Thursday, December 1, 2011

On The Klong

Well today I finally got to ride on one of the klong (canal) garbage collecting boats. I got to the boat area at 1 minute to 9am today after a 55 minute taxi ride from my room. I sat down with Khune Pee-koon one of the boat drivers outside his home which is above the canal. There was a drunk lady sitting with him who kept asking me the same questions again and again (10 times) she also wanted some money for whiskey from me, eventually sitting with us was a third person a polite woman named Wan-rop. I was thinking about walking out of the situation when the requests for money from the drunk women ( Aow) kept coming. Khune Pee-koon decided it was time to get to work thou so I followed them all down the boat which they loaded with baskets and various handmade tools. The device/tool they used to pick the garbage out of the canal water is a bamboo poll with the front metal grill of a fan tied to one end.

Three workers a driver Khune Pee-koon and myself got into the boat and we were off at about 925am.

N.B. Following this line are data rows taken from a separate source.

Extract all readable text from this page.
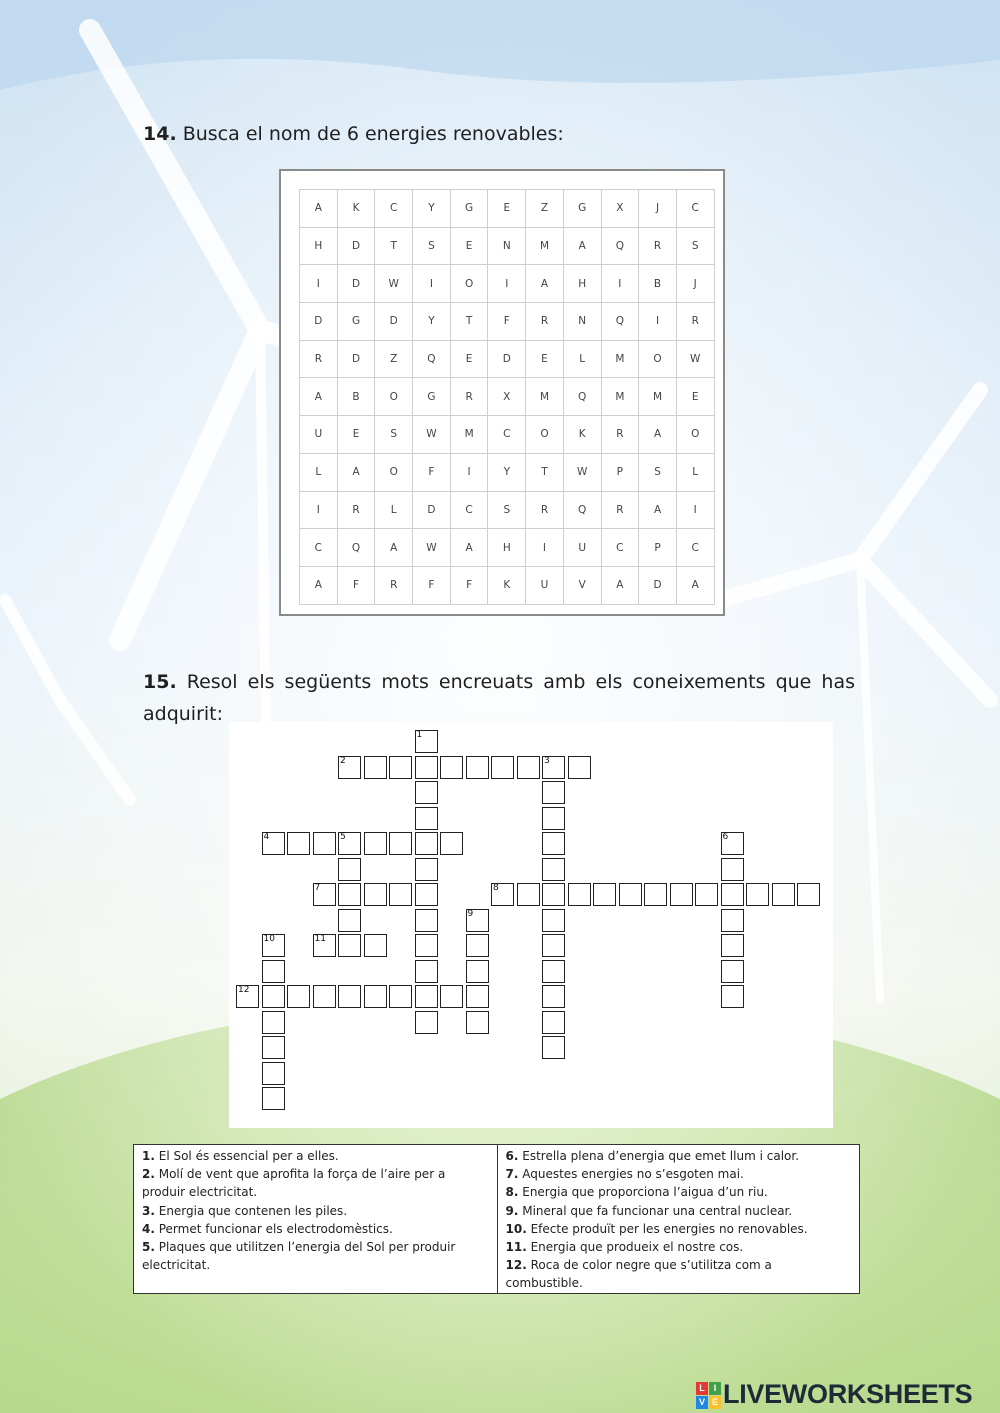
14. Busca el nom de 6 energies renovables:
A	K	C	Y	G	E	Z	G	X	J	C
H	D	T	S	E	N	M	A	Q	R	S
I	D	W	I	O	I	A	H	I	B	J
D	G	D	Y	T	F	R	N	Q	I	R
R	D	Z	Q	E	D	E	L	M	O	W
A	B	O	G	R	X	M	Q	M	M	E
U	E	S	W	M	C	O	K	R	A	O
L	A	O	F	I	Y	T	W	P	S	L
I	R	L	D	C	S	R	Q	R	A	I
C	Q	A	W	A	H	I	U	C	P	C
A	F	R	F	F	K	U	V	A	D	A
15. Resol els següents mots encreuats amb els coneixements que has adquirit:
1
2	3
4	5	6
7	8
9
10	11
12

1. El Sol és essencial per a elles.

2. Molí de vent que aprofita la força de l’aire per a produir electricitat.

3. Energia que contenen les piles.

4. Permet funcionar els electrodomèstics.

5. Plaques que utilitzen l’energia del Sol per produir electricitat.

6. Estrella plena d’energia que emet llum i calor.

7. Aquestes energies no s’esgoten mai.

8. Energia que proporciona l’aigua d’un riu.

9. Mineral que fa funcionar una central nuclear.

10. Efecte produït per les energies no renovables.

11. Energia que produeix el nostre cos.

12. Roca de color negre que s’utilitza com a combustible.

L I
V E LIVEWORKSHEETS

I started taking photos of the boat and the surrounding area, photographed the workers with their long poles, we had travelled for about 2 minutes, about 300 meters down the canal when the motor made a terrible sound. Khune Pee-koon pulled up the engine did a bit of work, started it again, same problem, same noise. After another 2 attempts to fix the engine we turned the boat around and paddled and polled it back to the peer area, my whole adventure had taken about 15 minutes!

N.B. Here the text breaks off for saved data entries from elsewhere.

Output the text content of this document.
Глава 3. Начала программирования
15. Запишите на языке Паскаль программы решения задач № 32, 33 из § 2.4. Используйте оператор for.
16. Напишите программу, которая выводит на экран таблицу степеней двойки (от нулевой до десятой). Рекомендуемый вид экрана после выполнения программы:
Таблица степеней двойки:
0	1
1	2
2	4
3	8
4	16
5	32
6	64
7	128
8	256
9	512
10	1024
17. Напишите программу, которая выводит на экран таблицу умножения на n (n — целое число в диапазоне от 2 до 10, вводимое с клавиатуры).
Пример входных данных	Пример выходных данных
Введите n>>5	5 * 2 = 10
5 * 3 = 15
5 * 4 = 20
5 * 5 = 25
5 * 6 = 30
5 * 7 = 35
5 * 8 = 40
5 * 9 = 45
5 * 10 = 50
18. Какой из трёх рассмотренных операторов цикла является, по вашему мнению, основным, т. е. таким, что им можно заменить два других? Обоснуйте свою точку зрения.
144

I stuck around and photographed them trying to repair the outboard engine. Pee-koon had to climb into the canal water to take apart the engine drive shaft (think that's what it was). Eventually they got it all back into the boat and started taking it all apart using the most basic of tools, brown rusted crescent wrenches (also used as a hammer) and screwdrivers. Most everything they used was old rusty, to large and not working but they persevered and got one big part into 25 little parts.

I eventually found out from Khune Wan-rop that another boat would be leaving with a new driver and and some of the same workers from the first boat. At 11am I got on this second boat and we headed out into the canal!